Why reconsidering our approach to networking is crucial to cloud success
Tue 13 Dec 2016
Scott Sneddon, Senior Director of SDN and Virtualisation at Juniper Networks, examines the networking challenges and opportunities presented by emerging cloud technologies…
The emergence of cloud technologies, virtualization, containers and the Internet of Things (IoT), have brought with them unique architectural challenges. Enterprises are running application workloads across many kinds of private and public clouds, while virtualization, containers and IoT are also driving requirements for dynamic, scalable networking environments.
Businesses must deliver a host of innovative technologies to address these architectural hurdles, but common across all of these trends is the need to automate traditionally manual network provisioning and management tasks.
Adapting to a new automation paradigm, using common tools and APIs will help tighten network integration and cloud and application practices. This change in approach will also allow businesses to address organizational silos, bringing together Network Operations, Cloud Operations and Application teams into one true end-to-end DevOps structure.
SDN and NFV
As companies migrate to cloud architectures, a quick realization ensues that the networking approach needs to be very different from traditional set-ups. Software-defined networking (SDN) is a great fit for solving challenges around providing scalable and dynamic networking services for cloud environments. The technology will continue to improve its ability to solve these problems, making cloud and data centers more powerful and operationally seamless.

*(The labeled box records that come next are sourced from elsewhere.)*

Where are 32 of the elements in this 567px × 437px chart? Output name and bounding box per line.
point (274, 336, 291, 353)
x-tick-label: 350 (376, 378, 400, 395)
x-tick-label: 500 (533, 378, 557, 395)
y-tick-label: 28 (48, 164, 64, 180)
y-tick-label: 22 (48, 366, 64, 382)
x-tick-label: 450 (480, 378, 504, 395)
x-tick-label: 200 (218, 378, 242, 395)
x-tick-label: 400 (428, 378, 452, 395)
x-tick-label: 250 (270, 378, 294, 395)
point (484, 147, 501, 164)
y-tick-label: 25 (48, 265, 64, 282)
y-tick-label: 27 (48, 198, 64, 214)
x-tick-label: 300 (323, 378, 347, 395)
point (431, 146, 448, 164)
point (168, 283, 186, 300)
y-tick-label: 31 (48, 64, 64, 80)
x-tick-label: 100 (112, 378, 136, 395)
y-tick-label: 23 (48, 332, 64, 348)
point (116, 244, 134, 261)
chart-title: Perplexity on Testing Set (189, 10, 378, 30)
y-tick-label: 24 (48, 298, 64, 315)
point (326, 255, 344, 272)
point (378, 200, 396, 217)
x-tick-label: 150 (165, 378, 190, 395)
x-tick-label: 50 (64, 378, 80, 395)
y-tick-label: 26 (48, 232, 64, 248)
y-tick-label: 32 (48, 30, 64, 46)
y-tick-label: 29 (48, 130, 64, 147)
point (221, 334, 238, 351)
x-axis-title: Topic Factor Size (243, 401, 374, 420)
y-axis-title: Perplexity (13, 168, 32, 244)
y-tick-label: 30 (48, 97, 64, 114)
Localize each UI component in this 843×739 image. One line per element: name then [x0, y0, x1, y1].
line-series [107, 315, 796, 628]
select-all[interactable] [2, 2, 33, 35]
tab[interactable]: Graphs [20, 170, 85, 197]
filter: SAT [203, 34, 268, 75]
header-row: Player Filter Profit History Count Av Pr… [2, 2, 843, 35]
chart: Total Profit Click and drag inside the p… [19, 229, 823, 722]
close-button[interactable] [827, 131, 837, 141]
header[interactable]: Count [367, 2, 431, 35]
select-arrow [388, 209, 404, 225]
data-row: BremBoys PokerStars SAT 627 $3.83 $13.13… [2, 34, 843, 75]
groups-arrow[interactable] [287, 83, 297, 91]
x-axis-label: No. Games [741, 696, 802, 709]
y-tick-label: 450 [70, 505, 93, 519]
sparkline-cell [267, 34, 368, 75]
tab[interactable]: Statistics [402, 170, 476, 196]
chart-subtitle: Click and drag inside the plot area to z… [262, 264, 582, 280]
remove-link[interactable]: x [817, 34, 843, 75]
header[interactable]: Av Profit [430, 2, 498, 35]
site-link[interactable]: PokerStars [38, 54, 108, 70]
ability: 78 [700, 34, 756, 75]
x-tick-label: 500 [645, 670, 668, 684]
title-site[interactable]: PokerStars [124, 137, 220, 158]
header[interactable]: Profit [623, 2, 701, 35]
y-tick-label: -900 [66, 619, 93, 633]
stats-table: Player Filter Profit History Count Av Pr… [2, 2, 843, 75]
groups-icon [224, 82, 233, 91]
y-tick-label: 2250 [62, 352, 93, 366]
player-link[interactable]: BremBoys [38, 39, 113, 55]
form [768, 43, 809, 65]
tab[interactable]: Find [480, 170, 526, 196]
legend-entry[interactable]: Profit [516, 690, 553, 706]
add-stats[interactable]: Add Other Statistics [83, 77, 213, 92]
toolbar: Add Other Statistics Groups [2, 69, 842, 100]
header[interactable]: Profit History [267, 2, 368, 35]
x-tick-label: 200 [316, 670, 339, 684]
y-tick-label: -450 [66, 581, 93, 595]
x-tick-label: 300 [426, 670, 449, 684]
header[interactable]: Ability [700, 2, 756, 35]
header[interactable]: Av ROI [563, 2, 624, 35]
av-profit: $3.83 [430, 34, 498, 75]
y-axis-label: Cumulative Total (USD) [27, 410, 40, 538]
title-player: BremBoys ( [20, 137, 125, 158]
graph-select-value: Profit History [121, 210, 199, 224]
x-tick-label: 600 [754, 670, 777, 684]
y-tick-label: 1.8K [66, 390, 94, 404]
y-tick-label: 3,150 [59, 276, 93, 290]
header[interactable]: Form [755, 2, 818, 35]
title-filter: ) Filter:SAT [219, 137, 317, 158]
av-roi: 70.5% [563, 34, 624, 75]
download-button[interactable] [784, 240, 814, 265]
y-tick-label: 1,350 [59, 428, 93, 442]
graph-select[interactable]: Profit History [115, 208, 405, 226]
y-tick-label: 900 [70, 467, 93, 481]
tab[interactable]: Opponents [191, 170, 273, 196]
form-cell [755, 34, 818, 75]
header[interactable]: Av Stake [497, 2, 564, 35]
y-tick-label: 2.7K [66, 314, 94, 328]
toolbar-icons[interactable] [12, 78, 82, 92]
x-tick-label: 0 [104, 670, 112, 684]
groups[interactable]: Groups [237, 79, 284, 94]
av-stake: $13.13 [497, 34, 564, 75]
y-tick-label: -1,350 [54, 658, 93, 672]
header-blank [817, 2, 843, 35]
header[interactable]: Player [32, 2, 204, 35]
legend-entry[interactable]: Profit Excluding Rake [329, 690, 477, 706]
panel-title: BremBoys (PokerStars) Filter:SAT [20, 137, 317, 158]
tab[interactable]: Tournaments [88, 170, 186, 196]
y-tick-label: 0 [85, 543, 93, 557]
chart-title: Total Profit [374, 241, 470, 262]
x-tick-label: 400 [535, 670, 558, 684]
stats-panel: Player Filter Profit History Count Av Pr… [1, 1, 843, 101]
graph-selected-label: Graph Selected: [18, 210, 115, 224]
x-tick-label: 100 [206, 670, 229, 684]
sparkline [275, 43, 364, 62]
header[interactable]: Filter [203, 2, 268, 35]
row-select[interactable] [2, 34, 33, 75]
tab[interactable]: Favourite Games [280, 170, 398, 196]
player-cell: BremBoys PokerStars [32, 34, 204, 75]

We are seeing a very strong trend towards SDN solutions which integrate with traditional WAN technologies using protocols like BGP and MPLS
Network Functions Virtualization (NFV) can also be considered for moving network functions, which were traditionally performed by purpose-built hardware, into virtualized environments running as applications on top of cloud infrastructure.
As telcos and enterprises begin to adopt NFV, the first thing they need to do is build a cloud to run these virtualized network functions. This drives the need for NFV ‘clouds’ to adopt SDN in order to connect these functions together. In effect, SDN provides the plumbing for virtualized functions running as NFV cloud applications.
Recently, there has been a growing interest around the adoption of Cloud CPE and SD-WAN as use cases for NFV. Businesses are looking to virtualize the functions that traditionally ran on their customer premise equipment (CPE) and are placing them within ‘hybrid’ cloud applications running within a mixed environment – spanning branch offices, telco clouds and enterprise data centers.
In these cases, there is a requirement for SDN solutions to expand beyond the data center and to start integrating with the WAN and the CPE.
Today, we are seeing a very strong trend towards SDN solutions which integrate with traditional WAN technologies using protocols like BGP and MPLS. In the future, there will be more demand for hybrid environments where SDN solutions need to tie together with telco NFV clouds, enterprise private clouds, container-based application clouds, and public clouds across a seamless and cohesive platform.
Open source development
In the old world of telecom networking, standards bodies like the IETF and IEEE defined the technologies and products released by the vendor community. Large companies were the primary contributors to those standards. While there is still a need for standards bodies, open source communities like OpenStack are where a lot of new de facto standards are being defined.
In this community model, large companies and vendors still have an influence, but individual contributors, academia, and small startups can also have a significant impact. An individual developer can contribute code for a new feature, and a small startup can implement a new business based on that feature much more rapidly than was ever possible in the past.
This new community approach is very exciting, and as we progress with future networking technologies we must embrace it.